The military regime in Egypt initially gained popular legitimacy in part by its pluck in facing down France, Britain and Israel in 1956-57 (with Ike Eisenhower’s help). After the Camp David accords, in contrast, Egypt largely sat out the big struggles in the Mideast, and made what has widely been called a separate peace. Egypt’s cooperation in the Israeli blockade of Gaza and its general quiet alliance with the US and Israel angered most young people politically, even as they racked up economic frustrations. Cairo’s behind the scenes help to the US, with Iraq and with torturing suspected al-Qaeda operatives, were well known. Very little is more distasteful to Egyptians than the Iraq War and torture. The Egyptian state went from being broadly based in the 1950s and 1960s to having been captured by a small elite. It went from being a symbol of the striving for dignity and independence after decades of British dominance to being seen as a lap dog of the West.
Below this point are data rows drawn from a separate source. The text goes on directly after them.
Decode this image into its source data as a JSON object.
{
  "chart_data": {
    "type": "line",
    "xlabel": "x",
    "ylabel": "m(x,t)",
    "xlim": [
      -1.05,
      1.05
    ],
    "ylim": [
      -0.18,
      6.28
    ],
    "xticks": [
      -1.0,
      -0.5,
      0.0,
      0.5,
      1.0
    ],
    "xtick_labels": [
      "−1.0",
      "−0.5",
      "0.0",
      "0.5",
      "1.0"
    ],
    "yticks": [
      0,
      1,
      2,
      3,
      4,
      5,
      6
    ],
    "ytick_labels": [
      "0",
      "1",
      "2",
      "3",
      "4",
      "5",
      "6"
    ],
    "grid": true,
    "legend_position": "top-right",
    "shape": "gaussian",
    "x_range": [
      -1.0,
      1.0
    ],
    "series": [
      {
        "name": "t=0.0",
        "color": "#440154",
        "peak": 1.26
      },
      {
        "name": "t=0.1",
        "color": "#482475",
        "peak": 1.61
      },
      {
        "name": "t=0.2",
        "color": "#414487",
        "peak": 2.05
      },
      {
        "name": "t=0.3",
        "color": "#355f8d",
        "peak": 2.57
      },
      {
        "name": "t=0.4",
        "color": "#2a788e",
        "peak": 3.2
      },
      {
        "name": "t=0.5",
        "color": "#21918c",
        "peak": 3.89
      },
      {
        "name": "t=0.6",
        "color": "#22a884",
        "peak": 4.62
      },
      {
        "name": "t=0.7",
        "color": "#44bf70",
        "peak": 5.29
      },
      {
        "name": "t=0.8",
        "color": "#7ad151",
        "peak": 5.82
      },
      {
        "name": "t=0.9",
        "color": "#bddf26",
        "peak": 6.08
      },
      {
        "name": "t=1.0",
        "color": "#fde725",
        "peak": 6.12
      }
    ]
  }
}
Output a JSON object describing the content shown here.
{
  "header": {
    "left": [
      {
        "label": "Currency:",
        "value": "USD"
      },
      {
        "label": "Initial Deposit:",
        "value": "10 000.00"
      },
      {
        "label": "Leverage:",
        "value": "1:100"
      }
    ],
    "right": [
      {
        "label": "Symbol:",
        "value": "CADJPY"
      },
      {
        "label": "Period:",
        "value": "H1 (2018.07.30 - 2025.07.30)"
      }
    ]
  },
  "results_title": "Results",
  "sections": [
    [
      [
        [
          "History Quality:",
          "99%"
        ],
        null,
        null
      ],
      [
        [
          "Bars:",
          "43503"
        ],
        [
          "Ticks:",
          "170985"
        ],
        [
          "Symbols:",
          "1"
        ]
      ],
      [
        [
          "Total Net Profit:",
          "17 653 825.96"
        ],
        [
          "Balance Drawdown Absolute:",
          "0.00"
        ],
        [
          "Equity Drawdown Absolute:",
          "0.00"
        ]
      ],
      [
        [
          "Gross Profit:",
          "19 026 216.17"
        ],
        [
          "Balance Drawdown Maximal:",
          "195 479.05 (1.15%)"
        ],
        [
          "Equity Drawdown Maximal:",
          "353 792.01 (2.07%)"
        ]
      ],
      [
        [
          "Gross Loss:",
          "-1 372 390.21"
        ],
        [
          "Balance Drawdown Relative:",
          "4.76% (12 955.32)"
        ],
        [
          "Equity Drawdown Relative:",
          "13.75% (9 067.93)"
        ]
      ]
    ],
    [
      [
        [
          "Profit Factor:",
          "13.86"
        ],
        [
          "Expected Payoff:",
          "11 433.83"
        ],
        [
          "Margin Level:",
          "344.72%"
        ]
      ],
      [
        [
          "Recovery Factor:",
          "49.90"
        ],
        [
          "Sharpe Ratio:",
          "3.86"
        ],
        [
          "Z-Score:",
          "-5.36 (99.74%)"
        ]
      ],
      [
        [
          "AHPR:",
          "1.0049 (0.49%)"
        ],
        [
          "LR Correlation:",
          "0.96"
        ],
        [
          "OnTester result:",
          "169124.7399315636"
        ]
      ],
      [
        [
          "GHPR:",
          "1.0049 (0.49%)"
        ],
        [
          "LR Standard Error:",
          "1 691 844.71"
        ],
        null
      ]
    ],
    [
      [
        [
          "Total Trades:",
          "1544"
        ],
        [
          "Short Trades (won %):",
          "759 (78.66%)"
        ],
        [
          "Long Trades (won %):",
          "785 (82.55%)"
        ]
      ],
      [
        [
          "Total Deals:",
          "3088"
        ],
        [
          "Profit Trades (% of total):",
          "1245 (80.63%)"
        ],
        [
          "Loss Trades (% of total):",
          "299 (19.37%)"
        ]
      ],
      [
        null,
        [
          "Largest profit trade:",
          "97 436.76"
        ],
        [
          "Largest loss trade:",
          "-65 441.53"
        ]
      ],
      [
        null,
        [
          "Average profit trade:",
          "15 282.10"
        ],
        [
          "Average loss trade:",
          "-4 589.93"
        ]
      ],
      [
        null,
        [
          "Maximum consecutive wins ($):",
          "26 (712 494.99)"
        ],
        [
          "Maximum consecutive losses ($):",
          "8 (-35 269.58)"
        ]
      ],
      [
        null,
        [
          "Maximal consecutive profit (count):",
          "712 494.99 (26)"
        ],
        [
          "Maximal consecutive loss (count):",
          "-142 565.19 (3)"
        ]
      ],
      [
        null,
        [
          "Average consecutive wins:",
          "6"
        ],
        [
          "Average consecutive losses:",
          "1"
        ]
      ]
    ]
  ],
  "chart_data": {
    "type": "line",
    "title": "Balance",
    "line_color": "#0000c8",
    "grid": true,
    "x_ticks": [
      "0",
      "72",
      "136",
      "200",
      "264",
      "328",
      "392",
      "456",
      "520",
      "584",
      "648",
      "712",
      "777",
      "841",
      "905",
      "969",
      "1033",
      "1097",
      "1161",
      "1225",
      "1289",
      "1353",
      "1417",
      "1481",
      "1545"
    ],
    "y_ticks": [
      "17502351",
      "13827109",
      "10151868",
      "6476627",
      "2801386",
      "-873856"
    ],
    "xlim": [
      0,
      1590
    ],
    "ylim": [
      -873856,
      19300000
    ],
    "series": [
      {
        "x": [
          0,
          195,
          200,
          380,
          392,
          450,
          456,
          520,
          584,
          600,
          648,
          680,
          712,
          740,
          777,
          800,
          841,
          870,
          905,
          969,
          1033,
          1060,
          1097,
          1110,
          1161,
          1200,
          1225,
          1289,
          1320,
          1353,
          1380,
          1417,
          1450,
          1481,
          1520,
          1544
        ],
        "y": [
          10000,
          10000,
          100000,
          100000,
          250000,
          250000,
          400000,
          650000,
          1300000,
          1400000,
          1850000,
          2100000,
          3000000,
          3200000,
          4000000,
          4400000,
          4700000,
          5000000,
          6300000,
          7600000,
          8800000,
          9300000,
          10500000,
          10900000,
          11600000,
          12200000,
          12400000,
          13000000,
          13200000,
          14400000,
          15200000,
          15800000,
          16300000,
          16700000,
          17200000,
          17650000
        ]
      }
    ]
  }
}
The failure of the regime to connect with the rapidly growing new urban working and middle classes, and its inability to provide jobs to the masses of college graduates it was creating, set the stage for last week’s events. Educated, white collar people need a rule of law as the framework for their economic activities, and Mubarak’s arbitrary rule is seen as a drag here. While the economy has been growing 5 and 6 percent in the past decade, what government impetus there was to this development remained relatively hidden– unlike its role in the land reform of the 1950s and 1960s. Moreover, the income gained from increased trade largely went to a small class of investors. For instance, from 1991 the government sold 150 of 314 state factories it put on the block, but the benefit of the sales went to a narrow sliver of people.

The world economy’s [pdf] setback in 2008-2009 had a direct and horrible effect on Egyptians living on the edge. Many of the poor got hungrier. Then the downturn in petroleum prices and revenues caused many Egyptian guest workers to [pdf] lose their economic cushion. They either could no longer send their accustomed remittances, or they had to come back in humiliation.

The Nasserist state, for all its flaws, gained legitimacy because it was seen as a state for the mass of Egyptians, whether abroad or domestically. The present regime is widely seen in Egypt as a state for the others– for the US, Israel, France and the UK– and as a state for the few– the Neoliberal nouveau riche. Islam plays no role in this analysis because it is not an independent variable. Muslim movements have served to protest the withdrawal of the state from its responsibilities, and to provide services. But they are a symptom, not the cause. All this is why Mubarak’s appointment of military men as vice president and prime minister cannot in and of itself tamp down the crisis. They, as men of the System, do not have more legitimacy than does the president– and perhaps less.